Esse rearranjo levanta dúvidas sobre a manutenção da competitividade e a possibilidade de aumento de preços para os consumidores, principalmente em rotas já consolidadas por uma única empresa. Para além da estratégia operacional, a decisão reflete um desmonte gradual de hubs tradicionais, concentrando cada vez mais as operações de uma única empresa em determinados aeroportos.
Ajuda governamental: O Fundo Nacional de Aviação Civil (FNAC)
Em meio a esse cenário, as companhias Azul e Gol também foram beneficiadas pela Procuradoria-Geral da Fazenda Nacional (PGFN), que refinanciou cerca de 6 bilhões de reais de dívidas relacionadas principalmente às tarifas de navegação devidas ao Departamento de Controle do Espaço Aéreo (Decea). Além disso, o saldo remanescente foi parcelado em 120 vezes, garantindo um fôlego financeiro considerável para as empresas.
Vale destacar que parte significativa dessas verbas seria destinada à navegação aérea e segurança de voos. A Aeronáutica, que já tem um orçamento apertado, foi prejudicada diretamente pela medida e parece que ninguém se dá conta do inusitado da situação e das consequências para a segurança aérea no país.

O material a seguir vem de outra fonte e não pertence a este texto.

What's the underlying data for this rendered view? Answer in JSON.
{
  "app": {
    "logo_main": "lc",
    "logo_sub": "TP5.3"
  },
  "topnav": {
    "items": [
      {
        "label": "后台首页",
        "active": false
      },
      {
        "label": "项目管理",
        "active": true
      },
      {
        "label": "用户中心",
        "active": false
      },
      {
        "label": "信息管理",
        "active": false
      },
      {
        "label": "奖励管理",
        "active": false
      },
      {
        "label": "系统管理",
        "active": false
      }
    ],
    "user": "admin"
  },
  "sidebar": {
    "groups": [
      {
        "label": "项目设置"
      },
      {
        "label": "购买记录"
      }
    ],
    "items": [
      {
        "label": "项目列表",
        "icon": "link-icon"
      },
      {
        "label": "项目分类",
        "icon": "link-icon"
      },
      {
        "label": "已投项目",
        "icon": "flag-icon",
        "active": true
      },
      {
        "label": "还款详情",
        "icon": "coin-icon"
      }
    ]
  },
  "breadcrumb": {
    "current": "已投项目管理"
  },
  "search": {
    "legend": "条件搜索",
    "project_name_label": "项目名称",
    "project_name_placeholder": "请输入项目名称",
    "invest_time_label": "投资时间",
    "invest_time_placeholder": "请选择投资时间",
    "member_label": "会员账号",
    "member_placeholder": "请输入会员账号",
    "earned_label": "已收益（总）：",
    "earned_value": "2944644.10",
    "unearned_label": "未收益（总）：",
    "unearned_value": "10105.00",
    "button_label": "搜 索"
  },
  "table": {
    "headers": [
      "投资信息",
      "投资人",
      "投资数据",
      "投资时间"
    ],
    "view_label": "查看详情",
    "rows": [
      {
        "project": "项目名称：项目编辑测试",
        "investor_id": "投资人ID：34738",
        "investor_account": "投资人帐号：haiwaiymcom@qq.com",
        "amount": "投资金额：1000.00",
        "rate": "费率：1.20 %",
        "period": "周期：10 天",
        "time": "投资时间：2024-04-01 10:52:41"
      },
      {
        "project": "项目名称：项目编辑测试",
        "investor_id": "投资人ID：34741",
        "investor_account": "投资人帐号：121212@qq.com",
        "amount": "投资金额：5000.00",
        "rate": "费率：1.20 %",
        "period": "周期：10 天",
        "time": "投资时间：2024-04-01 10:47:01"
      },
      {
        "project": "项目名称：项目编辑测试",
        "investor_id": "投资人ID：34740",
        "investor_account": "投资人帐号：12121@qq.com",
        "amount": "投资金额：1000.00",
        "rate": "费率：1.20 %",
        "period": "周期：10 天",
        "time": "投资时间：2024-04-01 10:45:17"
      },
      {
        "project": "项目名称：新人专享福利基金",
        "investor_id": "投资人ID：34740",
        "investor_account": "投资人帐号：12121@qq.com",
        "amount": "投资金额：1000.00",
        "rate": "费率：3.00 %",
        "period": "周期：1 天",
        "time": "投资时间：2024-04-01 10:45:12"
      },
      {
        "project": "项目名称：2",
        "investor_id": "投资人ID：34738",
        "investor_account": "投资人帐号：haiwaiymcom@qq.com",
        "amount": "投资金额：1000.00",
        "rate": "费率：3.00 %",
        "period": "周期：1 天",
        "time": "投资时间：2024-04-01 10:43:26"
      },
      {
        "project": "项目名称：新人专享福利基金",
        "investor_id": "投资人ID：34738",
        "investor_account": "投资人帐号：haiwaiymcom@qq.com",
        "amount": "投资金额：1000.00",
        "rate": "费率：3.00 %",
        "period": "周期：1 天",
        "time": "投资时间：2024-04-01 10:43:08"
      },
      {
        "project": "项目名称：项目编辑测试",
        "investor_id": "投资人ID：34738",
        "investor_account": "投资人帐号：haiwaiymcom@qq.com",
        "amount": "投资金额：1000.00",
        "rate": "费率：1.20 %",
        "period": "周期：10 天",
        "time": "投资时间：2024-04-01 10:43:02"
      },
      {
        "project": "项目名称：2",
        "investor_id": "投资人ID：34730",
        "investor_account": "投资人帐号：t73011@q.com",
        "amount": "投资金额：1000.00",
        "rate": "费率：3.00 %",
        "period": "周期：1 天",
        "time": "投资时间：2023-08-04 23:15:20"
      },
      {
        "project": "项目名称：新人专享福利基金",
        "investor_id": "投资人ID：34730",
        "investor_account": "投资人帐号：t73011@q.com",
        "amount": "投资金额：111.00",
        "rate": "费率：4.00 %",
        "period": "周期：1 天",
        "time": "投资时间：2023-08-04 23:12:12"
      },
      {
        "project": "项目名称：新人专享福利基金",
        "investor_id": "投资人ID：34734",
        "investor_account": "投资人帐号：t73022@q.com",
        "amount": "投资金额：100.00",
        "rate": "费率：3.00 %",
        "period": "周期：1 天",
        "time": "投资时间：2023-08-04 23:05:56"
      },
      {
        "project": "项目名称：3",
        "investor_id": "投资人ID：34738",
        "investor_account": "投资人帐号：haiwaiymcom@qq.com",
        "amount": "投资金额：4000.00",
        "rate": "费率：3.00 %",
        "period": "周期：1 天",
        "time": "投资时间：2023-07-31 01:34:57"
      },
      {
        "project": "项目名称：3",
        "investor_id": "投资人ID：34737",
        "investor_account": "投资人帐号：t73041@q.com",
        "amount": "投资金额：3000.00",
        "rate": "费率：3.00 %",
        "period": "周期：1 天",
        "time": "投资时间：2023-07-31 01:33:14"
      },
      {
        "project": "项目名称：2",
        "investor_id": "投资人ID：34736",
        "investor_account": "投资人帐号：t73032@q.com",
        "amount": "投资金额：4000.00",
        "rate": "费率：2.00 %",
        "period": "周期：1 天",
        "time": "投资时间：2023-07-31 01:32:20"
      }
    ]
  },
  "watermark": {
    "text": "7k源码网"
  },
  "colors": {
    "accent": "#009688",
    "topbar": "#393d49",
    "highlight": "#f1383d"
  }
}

Ainda assim, a pressão por mais recursos continua. O governo federal articula a liberação de R$ 4 bilhões do Fundo Nacional de Aviação Civil (FNAC), com empréstimos por meio do Banco Nacional de Desenvolvimento Econômico e Social (BNDES). A primeira reunião do Comitê Gestor do FNAC estaria marcada para março de 2024, sob a coordenação do Secretário de Aviação Civil.
Eficiência ou gestão temerária?
A fusão entre Azul e Gol surge como um reflexo tanto de gestões empresariais problemáticas quanto das falhas estruturais da política pública para o setor aéreo no Brasil. A história de companhias quebradas, como VARIG, Transbrasil e VASP, entre outras, expõe a fragilidade de um mercado que depende constantemente de intervenções governamentais para sobreviver. Indicando, sobretudo, a ausência de uma política pública consistente para o setor.
A Latam, por outro lado, se reorganizou durante a pandemia, atravessando a crise com um processo de recuperação judicial e maior eficiência, sem depender de verbas oficiais diretas, destacando-se como um contraponto às turbulências de Azul e Gol. A situação da empresa foi resolvida pelo mercado, com injeção de capital próprio e de investidores. Sem nenhum apoio oficial.
Impactos para o consumidor: Concorrência ameaçada
Os defensores da fusão argumentam que manter as marcas separadas garantirá a competitividade. Mas, de fato, isso é "para inglês ver". Azul e Gol serão uma única empresa operando com duas marcas. No entanto, a concentração das operações e a redução de rotas indicam uma ação conjunta com o risco real de diminuição da concorrência e aumento dos preços das passagens. Para o consumidor brasileiro, já acostumado a enfrentar tarifas elevadas e pouca oferta de voos em determinadas regiões, a fusão pode significar um retrocesso.
Enquanto o Cade ainda avalia as implicações legais da operação, permanece a dúvida: até que ponto a união de Azul e Gol trará estabilidade ao mercado aéreo, ou será mais um episódio de concentração econômica prejudicial ao consumidor? O debate está apenas começando, e os desdobramentos dessa fusão prometem continuar na pauta regulatória e econômica nos próximos meses. Vale lembrar, com certa ironia, que a entrada da Azul no mercado, em 2008, foi celebrada como uma solução para romper com o duopólio então existente.